I was in high school in 1974 when I read "The Hobbit" and "The LOTR". These books made a huge impact on me like no others before or in the 38 years since. The Peter Jackson movies were quite good but you really need to read the books. There were a few small problems I had with the movies.
In the eighth grade, I met a very sweet and charming girl who was very much into LOTR. Wanting to impress her, I went ahead and bought a huge one-volume edition from the local bookstore. I instantly fell in love with the masterpiece of worldbuilding that was Middle Earth and all the wonderful characters.
Needless to say, I was totally immersed. I still have that old, battered copy with me after all these years and it's one of my most prized possessions and I try and read it through every year. Definitely my favorite book of all time even after all this time.
I first experienced the series by having the story told and retold to me by my friends. That was before the movies came out, so when I finally saw them it was like watching an adaptation of a folk story.
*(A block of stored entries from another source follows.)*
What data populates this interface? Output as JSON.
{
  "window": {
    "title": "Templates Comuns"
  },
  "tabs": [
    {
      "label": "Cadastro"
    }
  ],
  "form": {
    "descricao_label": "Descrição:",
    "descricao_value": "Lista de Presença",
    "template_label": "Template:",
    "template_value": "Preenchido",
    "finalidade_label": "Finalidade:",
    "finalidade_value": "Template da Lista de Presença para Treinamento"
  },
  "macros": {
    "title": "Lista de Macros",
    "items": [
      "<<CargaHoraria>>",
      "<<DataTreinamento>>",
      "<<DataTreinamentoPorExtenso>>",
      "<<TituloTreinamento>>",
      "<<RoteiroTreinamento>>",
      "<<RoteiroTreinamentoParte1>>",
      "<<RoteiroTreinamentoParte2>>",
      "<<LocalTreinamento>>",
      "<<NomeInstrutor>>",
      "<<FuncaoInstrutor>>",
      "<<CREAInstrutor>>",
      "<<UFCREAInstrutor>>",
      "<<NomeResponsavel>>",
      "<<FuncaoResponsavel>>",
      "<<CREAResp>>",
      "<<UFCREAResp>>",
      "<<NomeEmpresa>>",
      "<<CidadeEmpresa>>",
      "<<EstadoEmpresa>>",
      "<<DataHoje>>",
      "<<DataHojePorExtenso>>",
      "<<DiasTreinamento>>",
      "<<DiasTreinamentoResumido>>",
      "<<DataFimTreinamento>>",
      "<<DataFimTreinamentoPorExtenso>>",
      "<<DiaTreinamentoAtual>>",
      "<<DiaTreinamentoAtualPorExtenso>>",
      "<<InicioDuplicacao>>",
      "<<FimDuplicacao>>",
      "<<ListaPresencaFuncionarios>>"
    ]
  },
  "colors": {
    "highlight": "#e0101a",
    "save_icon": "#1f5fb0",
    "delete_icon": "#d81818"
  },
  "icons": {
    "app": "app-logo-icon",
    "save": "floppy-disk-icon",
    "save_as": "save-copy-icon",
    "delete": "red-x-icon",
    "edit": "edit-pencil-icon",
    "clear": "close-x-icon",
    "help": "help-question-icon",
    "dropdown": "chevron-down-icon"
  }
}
I read the novels first way back in the 1970's and I have watched all three extended edition dvd's back to back more than once. I guess I am addicted. I have actually read the novels about five times in my life so yes I am addicted.
The first time I heard a read-through of Lord of the Rings, it was in my kitchen when I was 6-years-old. My parents and their friends had a long-running tradition of gathering together every few years, usually in winter, to sit down and read the story out loud. I've heard the story in the way all the way through at least five times in my life.
My favorite part is by far the Balrog. My brothers and I would be on the edge of our seats, knowing it was coming, waiting for my dad to read the part about Legolas running screaming down the stairs, "AIEEE! A BALROG!" He's stomp on the floor and scream it at the top of his lungs. This made me very, very disappointed that the movie version reduced it to Gandalf going, "It's a Balrog," in a breathless whisper. Because when calm, collected Legolas is running screaming for his life at the first sight the thing? Gets the point across a LOT better that they should all be running screaming about then.
I finished my first complete read through of LOTR when I was 12. I have read it cover to cover at least a dozen times (not that I a slobbering fan, I just read a lot). The funny thing was that I never really read the words. I would read but it would become a high definition movie playing in mind and the words would fade out as the characters came to life in my imagination. Watching the movie for the first time was an unusual experience for me because so much of it was identical to my imaginings that it was like I had already seen it. To the point where Gandalfs confrontation with the Balrog was identical.